Here’s where the type system really earns its keep: contentProps isn’t just optional — it’s conditionally required. If your content component only expects data, you don’t need contentProps at all. But the moment your component has extra props (like onEdit or showPrice above), TypeScript forces you to provide contentProps with exactly those fields. Forget one, and you get a compile error — not a runtime mystery. CacheView provides data automatically, so contentProps only needs to cover the rest.

View transitions

CacheView supports Shades’ view transition system. When the cache state category changes (loading → value, value → error, etc.), the transition fires:

<CacheView cache={productCache} args={[productId]} content={ProductDetail} viewTransition={true} />

The transition only fires when the category changes (error, value, or loading) — not on every state update. So a loadedobsolete transition (both in the “value” category) won’t trigger an animation, but loadingloaded will. Subtle, intentional, and exactly what you want for a polished UX.

Putting it all together

Here’s the full mental model:

  1. Create a Cache with a load function and optional settings (capacity, stale time, cache time)
  2. Call get() to fetch data — the cache handles deduplication, loading states, and error states
  3. Call getObservable() to subscribe to state changes reactively
  4. Invalidate with remove(), setObsolete(), removeRange(), obsoleteRange(), or the nuclear flushAll()
  5. In the UI, use CacheView to bind a cache entry to a component with automatic loading, error, and content handling
  6. Inject the cache as a singleton service to share it across your app

The cache doesn’t try to be a global state manager. It doesn’t care about your component tree. It doesn’t have opinions about your data model. It’s a focused tool that does one thing well: take an expensive async operation, wrap it in observable state management, and give you fine-grained control over when data is fresh, stale, or gone.

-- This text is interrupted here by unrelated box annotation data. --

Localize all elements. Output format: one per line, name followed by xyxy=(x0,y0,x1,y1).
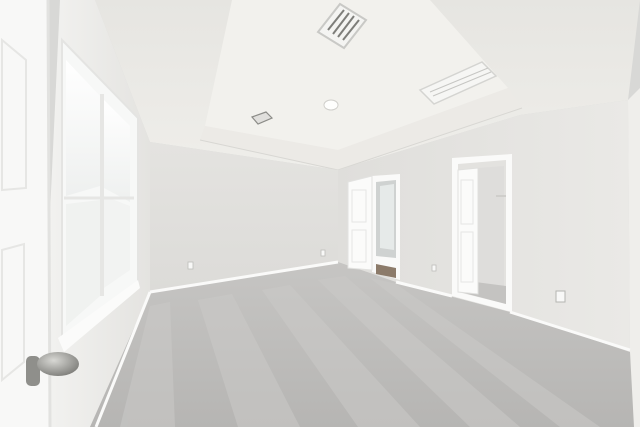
outlet-icon xyxy=(187,261,194,270)
recessed-light-icon xyxy=(323,99,339,111)
bedroom-scene xyxy=(0,0,640,427)
outlet-icon xyxy=(555,290,566,303)
outlet-icon xyxy=(320,249,326,257)
closet-doorway xyxy=(452,154,512,312)
outlet-icon xyxy=(431,264,437,272)
room-photo xyxy=(0,0,640,427)
bathroom-doorway xyxy=(347,174,400,280)
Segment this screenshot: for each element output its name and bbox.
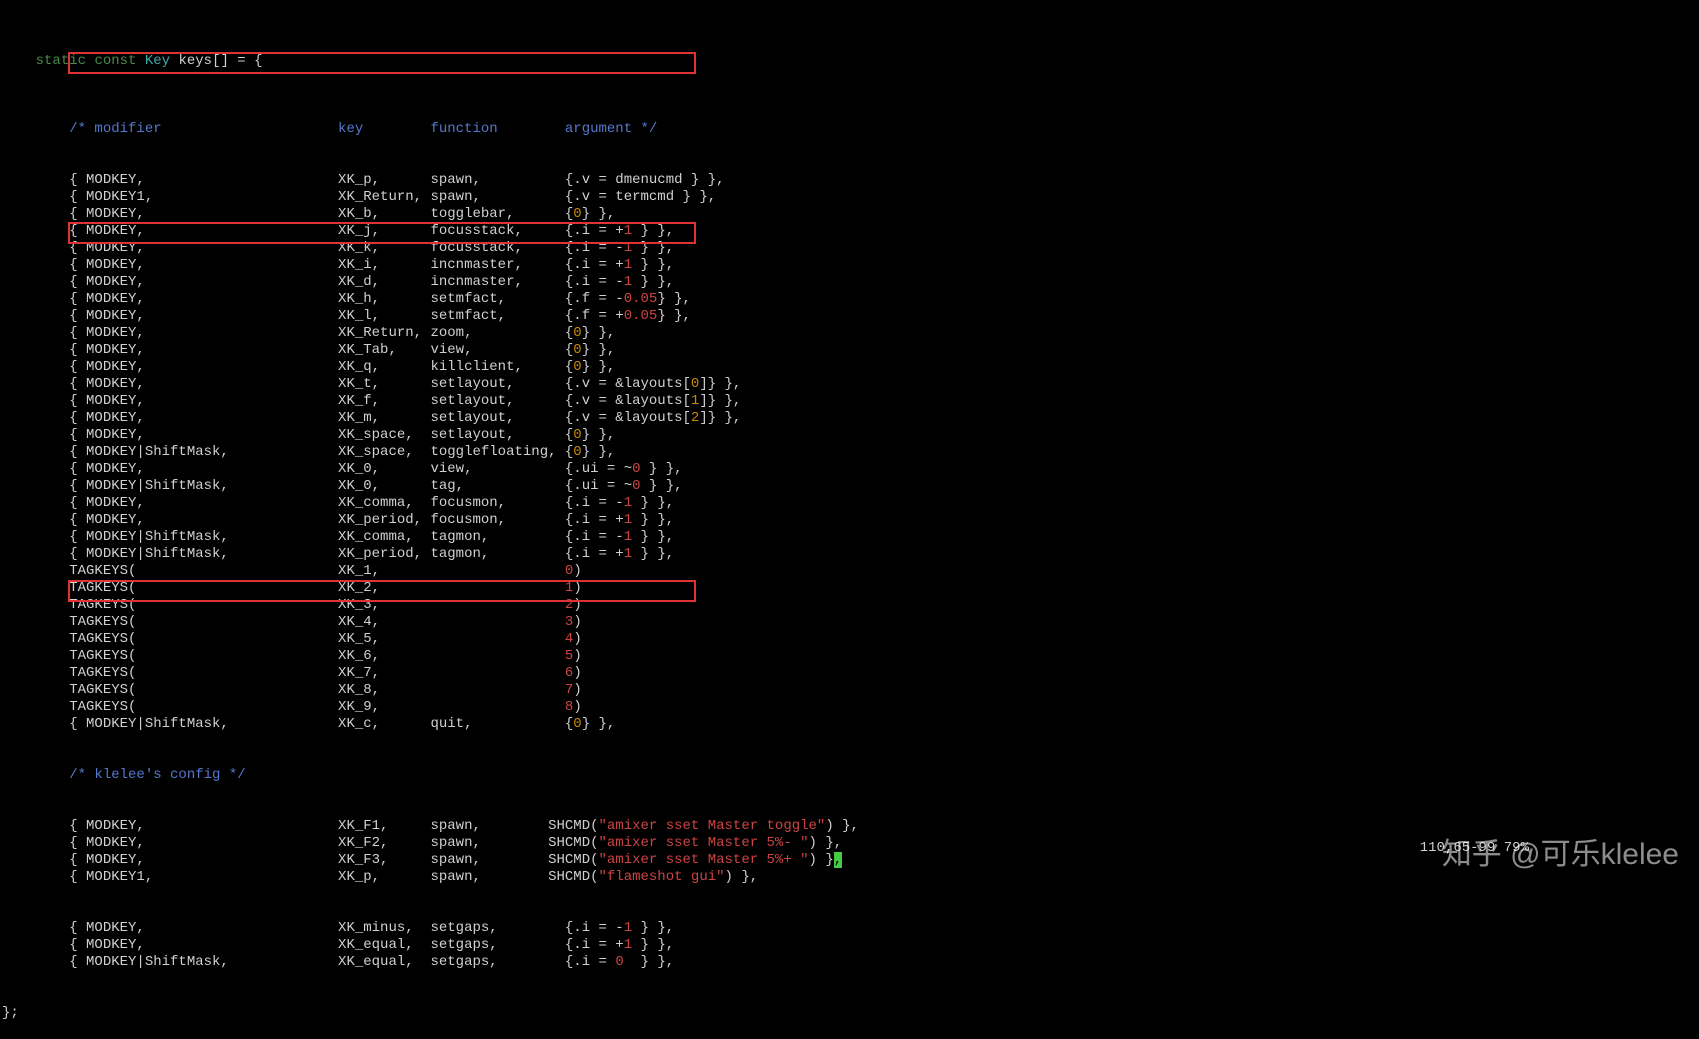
code-line: { MODKEY, XK_h, setmfact, {.f = -0.05} }…	[2, 291, 1699, 308]
code-line: { MODKEY, XK_t, setlayout, {.v = &layout…	[2, 376, 1699, 393]
code-line: { MODKEY, XK_f, setlayout, {.v = &layout…	[2, 393, 1699, 410]
code-line: TAGKEYS( XK_3, 2)	[2, 597, 1699, 614]
user-config-comment: /* klelee's config */	[2, 767, 1699, 784]
code-line: TAGKEYS( XK_2, 1)	[2, 580, 1699, 597]
close-brace: };	[2, 1005, 1699, 1022]
watermark: 知乎 @可乐klelee	[1442, 846, 1679, 863]
code-line: { MODKEY, XK_0, view, {.ui = ~0 } },	[2, 461, 1699, 478]
tail-block: { MODKEY, XK_minus, setgaps, {.i = -1 } …	[2, 920, 1699, 971]
code-line: { MODKEY, XK_space, setlayout, {0} },	[2, 427, 1699, 444]
code-line: { MODKEY, XK_q, killclient, {0} },	[2, 359, 1699, 376]
code-line: { MODKEY|ShiftMask, XK_comma, tagmon, {.…	[2, 529, 1699, 546]
vim-cursor: ,	[834, 852, 842, 868]
code-line: { MODKEY|ShiftMask, XK_0, tag, {.ui = ~0…	[2, 478, 1699, 495]
keyword-const: const	[94, 53, 136, 69]
code-line: TAGKEYS( XK_5, 4)	[2, 631, 1699, 648]
code-line: { MODKEY, XK_k, focusstack, {.i = -1 } }…	[2, 240, 1699, 257]
code-line: { MODKEY, XK_m, setlayout, {.v = &layout…	[2, 410, 1699, 427]
code-line: { MODKEY, XK_comma, focusmon, {.i = -1 }…	[2, 495, 1699, 512]
code-line: { MODKEY|ShiftMask, XK_space, togglefloa…	[2, 444, 1699, 461]
key-bindings-block: { MODKEY, XK_p, spawn, {.v = dmenucmd } …	[2, 172, 1699, 733]
code-line: { MODKEY, XK_p, spawn, {.v = dmenucmd } …	[2, 172, 1699, 189]
code-line: TAGKEYS( XK_9, 8)	[2, 699, 1699, 716]
code-line: { MODKEY, XK_period, focusmon, {.i = +1 …	[2, 512, 1699, 529]
code-line: { MODKEY1, XK_p, spawn, SHCMD("flameshot…	[2, 869, 1699, 886]
code-line: { MODKEY, XK_i, incnmaster, {.i = +1 } }…	[2, 257, 1699, 274]
code-line: { MODKEY|ShiftMask, XK_equal, setgaps, {…	[2, 954, 1699, 971]
code-line: TAGKEYS( XK_1, 0)	[2, 563, 1699, 580]
code-line: { MODKEY, XK_F1, spawn, SHCMD("amixer ss…	[2, 818, 1699, 835]
code-editor[interactable]: static const Key keys[] = { /* modifier …	[0, 0, 1699, 1039]
code-line: { MODKEY, XK_l, setmfact, {.f = +0.05} }…	[2, 308, 1699, 325]
code-line: { MODKEY, XK_Return, zoom, {0} },	[2, 325, 1699, 342]
keyword-static: static	[36, 53, 86, 69]
code-line: TAGKEYS( XK_7, 6)	[2, 665, 1699, 682]
type-key: Key	[145, 53, 170, 69]
code-line: { MODKEY, XK_equal, setgaps, {.i = +1 } …	[2, 937, 1699, 954]
code-line: TAGKEYS( XK_8, 7)	[2, 682, 1699, 699]
code-line: TAGKEYS( XK_4, 3)	[2, 614, 1699, 631]
code-line: { MODKEY|ShiftMask, XK_period, tagmon, {…	[2, 546, 1699, 563]
code-line: { MODKEY|ShiftMask, XK_c, quit, {0} },	[2, 716, 1699, 733]
code-line: { MODKEY, XK_Tab, view, {0} },	[2, 342, 1699, 359]
code-line: { MODKEY, XK_minus, setgaps, {.i = -1 } …	[2, 920, 1699, 937]
code-line: { MODKEY, XK_d, incnmaster, {.i = -1 } }…	[2, 274, 1699, 291]
code-line: { MODKEY, XK_j, focusstack, {.i = +1 } }…	[2, 223, 1699, 240]
code-line: { MODKEY, XK_b, togglebar, {0} },	[2, 206, 1699, 223]
column-header-comment: /* modifier key function argument */	[2, 121, 1699, 138]
code-line: TAGKEYS( XK_6, 5)	[2, 648, 1699, 665]
code-line: { MODKEY1, XK_Return, spawn, {.v = termc…	[2, 189, 1699, 206]
decl-rest: keys[] = {	[170, 53, 262, 69]
declaration-line: static const Key keys[] = {	[2, 36, 1699, 87]
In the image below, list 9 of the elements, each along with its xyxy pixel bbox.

That’s it. No ceremony, no boilerplate, no “please install these 7 peer dependencies and configure a provider hierarchy.” Just a cache that respects your time — and your users’.

Want to see it in action? The Showcase App has an interactive CacheView demo where you can toggle between all four states and watch the component react in real time. The source lives in packages/cache and packages/shades-common-components/src/components/cache-view.tsx.

Now go cache something. Your API will thank you.